91. Speak kindly. A harsh word can hurt your partner and leave a scar of regret. Today, choose to speak words of encouragement, support, love, and gratitude.
92. Today, think twice before you speak. Don’t jump to conclusions about someone or something. Be quick to listen and slow to speak.
93. I just want to make sure you know that I always try to do the right thing. Unfortunately, I often get blamed for others’ mistakes. I feel sad because I don’t want to hurt anyone.
94. I am impressed with your diligence in trying to do the right thing. I am sorry that you are always blamed for not your fault.
95. I’m proud of you for following your conscience and doing the right thing. I’m sorry that other people blame you for things that weren’t your fault.
96. You’re trying to make things better, and I appreciate it. Don’t beat yourself up too much when things go wrong.
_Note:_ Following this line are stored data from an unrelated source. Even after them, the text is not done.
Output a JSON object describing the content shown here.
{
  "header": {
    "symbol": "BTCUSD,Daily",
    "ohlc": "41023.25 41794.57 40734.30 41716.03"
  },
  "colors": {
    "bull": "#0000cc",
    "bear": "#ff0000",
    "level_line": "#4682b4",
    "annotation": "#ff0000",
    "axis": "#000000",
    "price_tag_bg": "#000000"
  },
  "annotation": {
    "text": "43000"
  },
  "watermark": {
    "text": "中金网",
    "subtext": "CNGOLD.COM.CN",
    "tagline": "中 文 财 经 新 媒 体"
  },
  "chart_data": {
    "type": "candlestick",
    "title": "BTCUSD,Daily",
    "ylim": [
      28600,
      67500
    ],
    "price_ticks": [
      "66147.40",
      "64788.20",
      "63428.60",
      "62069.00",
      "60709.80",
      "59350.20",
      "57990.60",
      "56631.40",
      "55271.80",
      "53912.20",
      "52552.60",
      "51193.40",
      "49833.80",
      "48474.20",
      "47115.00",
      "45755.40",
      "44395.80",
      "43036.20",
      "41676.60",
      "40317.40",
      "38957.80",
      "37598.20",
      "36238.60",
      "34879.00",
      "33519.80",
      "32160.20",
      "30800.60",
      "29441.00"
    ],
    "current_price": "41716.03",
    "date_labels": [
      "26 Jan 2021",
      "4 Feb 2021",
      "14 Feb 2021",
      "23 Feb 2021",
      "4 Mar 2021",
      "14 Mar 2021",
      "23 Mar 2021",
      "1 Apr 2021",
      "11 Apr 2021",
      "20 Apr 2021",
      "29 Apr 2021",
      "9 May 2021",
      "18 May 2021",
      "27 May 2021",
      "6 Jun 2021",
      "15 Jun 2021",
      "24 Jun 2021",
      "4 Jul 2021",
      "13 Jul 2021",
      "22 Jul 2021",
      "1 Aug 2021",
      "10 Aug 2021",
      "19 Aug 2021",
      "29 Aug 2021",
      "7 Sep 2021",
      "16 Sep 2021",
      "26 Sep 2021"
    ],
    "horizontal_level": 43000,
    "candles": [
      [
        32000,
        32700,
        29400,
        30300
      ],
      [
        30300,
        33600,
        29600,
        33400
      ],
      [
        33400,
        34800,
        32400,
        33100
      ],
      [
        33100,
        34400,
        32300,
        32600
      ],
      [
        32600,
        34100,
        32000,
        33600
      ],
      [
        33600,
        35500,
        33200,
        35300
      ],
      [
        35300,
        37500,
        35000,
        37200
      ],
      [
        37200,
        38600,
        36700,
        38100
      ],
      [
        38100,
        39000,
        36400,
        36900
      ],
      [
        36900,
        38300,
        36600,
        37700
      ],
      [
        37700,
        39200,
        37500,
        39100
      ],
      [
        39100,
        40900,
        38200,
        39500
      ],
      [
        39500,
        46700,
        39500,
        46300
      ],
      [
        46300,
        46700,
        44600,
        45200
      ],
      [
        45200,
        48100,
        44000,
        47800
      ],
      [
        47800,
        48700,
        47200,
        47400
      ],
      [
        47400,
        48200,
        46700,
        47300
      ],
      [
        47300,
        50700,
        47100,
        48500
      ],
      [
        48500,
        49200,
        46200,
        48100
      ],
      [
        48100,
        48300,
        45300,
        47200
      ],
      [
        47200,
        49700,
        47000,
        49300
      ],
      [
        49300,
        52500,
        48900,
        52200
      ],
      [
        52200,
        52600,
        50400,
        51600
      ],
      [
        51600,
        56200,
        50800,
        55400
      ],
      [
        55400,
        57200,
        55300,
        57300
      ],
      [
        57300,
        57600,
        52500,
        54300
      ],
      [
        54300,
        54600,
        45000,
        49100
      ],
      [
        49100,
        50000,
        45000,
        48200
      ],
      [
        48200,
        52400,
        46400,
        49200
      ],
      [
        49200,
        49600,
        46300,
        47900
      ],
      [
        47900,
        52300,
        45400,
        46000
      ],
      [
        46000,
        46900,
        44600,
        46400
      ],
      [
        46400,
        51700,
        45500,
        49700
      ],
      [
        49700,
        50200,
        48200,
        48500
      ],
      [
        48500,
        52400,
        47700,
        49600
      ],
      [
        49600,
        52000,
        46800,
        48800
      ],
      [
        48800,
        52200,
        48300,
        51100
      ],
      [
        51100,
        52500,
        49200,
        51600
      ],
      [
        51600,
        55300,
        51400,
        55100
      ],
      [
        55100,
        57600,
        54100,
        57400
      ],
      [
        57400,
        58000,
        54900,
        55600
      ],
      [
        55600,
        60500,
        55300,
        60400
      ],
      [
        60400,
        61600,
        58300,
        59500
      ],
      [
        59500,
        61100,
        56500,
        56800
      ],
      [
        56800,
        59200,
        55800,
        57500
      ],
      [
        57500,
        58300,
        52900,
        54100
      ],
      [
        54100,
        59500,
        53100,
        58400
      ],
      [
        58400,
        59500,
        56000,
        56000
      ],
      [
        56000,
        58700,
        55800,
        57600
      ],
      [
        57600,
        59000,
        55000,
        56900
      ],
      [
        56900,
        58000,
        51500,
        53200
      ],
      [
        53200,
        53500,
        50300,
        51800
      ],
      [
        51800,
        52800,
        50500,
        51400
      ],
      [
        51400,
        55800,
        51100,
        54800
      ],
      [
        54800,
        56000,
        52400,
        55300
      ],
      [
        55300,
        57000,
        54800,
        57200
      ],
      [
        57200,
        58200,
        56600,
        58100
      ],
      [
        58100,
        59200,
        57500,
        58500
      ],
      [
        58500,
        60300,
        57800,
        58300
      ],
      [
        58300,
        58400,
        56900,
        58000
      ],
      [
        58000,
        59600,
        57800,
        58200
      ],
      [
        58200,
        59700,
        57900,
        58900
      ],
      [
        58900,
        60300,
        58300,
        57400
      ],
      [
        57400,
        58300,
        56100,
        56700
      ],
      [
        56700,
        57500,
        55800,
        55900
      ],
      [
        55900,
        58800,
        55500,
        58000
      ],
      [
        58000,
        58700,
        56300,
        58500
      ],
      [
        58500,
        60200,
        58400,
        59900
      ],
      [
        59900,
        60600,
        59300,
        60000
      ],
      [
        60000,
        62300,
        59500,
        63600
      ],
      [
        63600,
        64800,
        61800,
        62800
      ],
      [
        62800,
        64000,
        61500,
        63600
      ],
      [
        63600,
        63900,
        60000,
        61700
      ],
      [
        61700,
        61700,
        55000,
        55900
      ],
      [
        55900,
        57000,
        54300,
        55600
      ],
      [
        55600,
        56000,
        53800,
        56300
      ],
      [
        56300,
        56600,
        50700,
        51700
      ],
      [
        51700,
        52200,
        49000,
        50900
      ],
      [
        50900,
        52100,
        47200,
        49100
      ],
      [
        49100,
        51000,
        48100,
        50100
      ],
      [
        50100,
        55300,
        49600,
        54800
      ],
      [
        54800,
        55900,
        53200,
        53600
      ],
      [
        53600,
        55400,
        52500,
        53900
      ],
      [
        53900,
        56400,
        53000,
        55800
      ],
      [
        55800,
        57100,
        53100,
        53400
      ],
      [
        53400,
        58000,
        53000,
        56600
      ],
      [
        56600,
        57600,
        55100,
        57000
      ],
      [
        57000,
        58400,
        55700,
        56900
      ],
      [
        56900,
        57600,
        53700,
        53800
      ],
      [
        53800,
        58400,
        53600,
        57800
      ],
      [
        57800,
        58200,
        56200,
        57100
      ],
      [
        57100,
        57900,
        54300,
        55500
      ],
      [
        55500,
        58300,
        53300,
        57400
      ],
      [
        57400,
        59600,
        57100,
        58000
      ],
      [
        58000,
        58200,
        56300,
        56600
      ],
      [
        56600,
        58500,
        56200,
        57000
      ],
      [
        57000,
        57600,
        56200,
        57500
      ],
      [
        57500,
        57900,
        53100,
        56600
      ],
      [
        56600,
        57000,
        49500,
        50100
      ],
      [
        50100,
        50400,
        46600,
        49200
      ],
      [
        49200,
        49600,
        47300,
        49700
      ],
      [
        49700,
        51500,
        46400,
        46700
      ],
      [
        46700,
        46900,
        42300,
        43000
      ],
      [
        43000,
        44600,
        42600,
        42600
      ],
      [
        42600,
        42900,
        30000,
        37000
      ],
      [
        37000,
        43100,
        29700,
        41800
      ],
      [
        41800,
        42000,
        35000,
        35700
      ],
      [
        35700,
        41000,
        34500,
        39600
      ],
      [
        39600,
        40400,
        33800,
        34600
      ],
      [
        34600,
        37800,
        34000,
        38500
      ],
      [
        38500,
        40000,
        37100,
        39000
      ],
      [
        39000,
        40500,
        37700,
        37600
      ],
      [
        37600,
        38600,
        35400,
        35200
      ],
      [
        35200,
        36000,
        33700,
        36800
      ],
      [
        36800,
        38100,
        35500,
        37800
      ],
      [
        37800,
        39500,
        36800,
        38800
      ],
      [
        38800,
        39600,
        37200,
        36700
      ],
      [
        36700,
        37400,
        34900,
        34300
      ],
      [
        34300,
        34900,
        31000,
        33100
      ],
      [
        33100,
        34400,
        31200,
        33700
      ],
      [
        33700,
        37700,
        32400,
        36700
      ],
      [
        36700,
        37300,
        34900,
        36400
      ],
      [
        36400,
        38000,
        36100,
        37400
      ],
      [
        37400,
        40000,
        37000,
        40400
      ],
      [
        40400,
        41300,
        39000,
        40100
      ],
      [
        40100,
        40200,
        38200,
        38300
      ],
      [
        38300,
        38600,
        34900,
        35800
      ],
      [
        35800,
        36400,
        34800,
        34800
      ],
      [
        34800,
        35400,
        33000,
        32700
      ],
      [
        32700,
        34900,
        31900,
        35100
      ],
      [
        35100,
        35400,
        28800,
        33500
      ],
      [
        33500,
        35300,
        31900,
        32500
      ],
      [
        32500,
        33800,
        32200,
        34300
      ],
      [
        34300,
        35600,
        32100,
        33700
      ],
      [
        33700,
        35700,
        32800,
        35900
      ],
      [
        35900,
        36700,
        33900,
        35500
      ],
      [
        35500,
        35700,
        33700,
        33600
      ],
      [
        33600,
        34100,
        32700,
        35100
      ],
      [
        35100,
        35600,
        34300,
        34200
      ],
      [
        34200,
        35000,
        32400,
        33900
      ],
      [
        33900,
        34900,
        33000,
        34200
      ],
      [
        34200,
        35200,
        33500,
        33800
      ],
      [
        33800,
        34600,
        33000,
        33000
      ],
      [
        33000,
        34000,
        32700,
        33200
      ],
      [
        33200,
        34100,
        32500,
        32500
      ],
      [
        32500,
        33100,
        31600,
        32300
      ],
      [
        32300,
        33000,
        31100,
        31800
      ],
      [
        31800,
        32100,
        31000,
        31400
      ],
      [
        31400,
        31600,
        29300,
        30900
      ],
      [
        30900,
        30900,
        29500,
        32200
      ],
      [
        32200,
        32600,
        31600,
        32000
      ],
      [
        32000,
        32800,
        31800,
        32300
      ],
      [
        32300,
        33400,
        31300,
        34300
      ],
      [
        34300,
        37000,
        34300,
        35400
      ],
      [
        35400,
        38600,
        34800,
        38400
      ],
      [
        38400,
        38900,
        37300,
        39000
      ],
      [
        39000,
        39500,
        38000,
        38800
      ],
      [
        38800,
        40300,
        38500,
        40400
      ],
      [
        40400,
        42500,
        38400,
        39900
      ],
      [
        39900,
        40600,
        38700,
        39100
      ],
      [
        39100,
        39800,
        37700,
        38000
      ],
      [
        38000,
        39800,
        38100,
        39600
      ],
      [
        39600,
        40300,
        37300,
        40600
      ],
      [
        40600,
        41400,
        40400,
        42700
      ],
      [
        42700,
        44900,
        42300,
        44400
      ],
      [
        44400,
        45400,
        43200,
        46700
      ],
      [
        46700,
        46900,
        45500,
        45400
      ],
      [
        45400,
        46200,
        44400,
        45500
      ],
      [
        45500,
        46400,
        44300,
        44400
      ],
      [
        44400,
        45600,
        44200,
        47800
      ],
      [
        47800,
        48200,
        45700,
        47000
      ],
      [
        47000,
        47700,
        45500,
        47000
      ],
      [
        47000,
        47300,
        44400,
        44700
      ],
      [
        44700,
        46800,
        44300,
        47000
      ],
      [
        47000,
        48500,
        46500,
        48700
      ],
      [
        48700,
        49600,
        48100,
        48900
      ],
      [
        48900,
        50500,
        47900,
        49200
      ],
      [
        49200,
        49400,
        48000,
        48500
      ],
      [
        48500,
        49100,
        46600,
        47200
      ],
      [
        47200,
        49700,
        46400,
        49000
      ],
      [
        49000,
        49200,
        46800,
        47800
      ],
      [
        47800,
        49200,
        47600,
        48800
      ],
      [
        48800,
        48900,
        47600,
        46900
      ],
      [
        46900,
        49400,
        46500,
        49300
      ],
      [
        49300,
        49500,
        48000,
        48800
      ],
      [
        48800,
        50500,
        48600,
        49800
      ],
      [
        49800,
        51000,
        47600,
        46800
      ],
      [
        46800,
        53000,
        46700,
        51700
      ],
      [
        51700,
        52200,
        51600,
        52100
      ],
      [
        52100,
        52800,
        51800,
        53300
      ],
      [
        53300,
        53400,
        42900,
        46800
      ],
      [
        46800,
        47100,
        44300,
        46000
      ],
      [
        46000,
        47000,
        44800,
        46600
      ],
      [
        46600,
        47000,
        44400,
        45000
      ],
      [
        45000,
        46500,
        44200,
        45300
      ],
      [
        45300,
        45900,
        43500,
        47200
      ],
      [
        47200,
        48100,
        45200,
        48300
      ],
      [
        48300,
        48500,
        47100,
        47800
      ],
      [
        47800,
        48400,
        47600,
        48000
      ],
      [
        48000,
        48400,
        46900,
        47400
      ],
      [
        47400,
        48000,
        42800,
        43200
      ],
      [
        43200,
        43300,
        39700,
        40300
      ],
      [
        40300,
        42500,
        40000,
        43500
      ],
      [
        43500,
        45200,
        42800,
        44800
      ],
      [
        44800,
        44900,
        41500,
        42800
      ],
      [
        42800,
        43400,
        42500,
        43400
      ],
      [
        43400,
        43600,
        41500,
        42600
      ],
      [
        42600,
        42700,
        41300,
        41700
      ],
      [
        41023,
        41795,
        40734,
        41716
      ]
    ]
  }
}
97. I feel hurt that you got mad at me for my decision to do the right thing. Please forgive me for any inconvenience I caused.
98. I feel like my actions are misunderstood by others, I’m only trying to do the right thing, but it’s often wrongly perceived as harmful.
99. You know that I only want the best for you. It’s my goal to always do what’s best for you because it’s what matters most to me. I am sorry, but I feel terrible when you blame me.
100. I’m sorry you feel that way. That wasn’t my intention, and I was only trying to do what was best for me in the situation. In the future, I will take your feelings into account when making decisions.
A partner who respects and trusts that whatever you say has value will support you and benefit from the doubt when you make mistakes. If you have a mature partner, they may not understand why you do something in a certain way, but they accept that it’s your opinion. They don’t overly criticize you when the outcome of your decisions turns out negative.